There are a lot more concepts the book touches on, like competing systems in our brain. Why it is that we develop multiple ways of doing the same thing, and how that helps in the grand scheme of things. Why it is that behaviour changes, and things said may seem outrageous when someone is drunk. Who is the real you, the drunk or sober one? How do you debate things in your head, who is talking to who? Why do you change over time, and why do your perceptions and convictions change? Many other questions like these, are very pertinent in developing a better understanding of human intelligence, and how it can be applied to artificial intelligence.

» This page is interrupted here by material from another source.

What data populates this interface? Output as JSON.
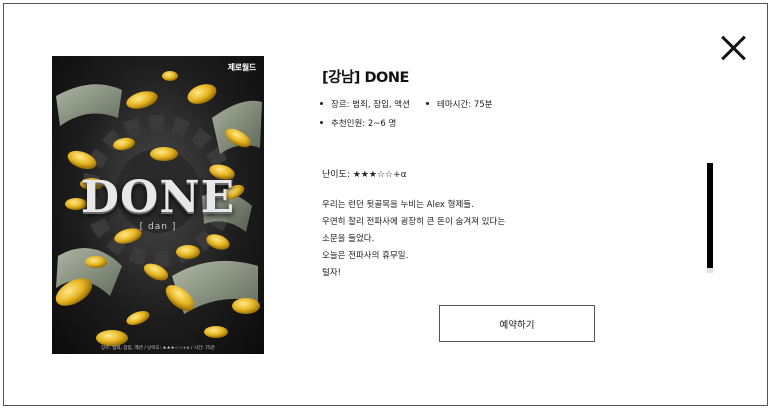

I appreciate that this blog post has raised more questions than it has provided answers, but that is its purpose. There are a lot of predictions and perspectives floating around regarding artificial intelligence. Even the biggest names in tech have disagreed, and have different understandings and perceptions of what artificial intelligence is capable of, and in which direction it’s heading. Perhaps the takeaway message can be summed up as follows: I strongly believe that before we’re able to make a leap in artificial intelligence, we have to make multiple leaps in understanding natural intelligence. We have to look back at how human intelligence evolved over centuries and millennia. Only once we’re firmly grounded in that understanding, we can hope to meaningfully advance the field of artificial intelligence.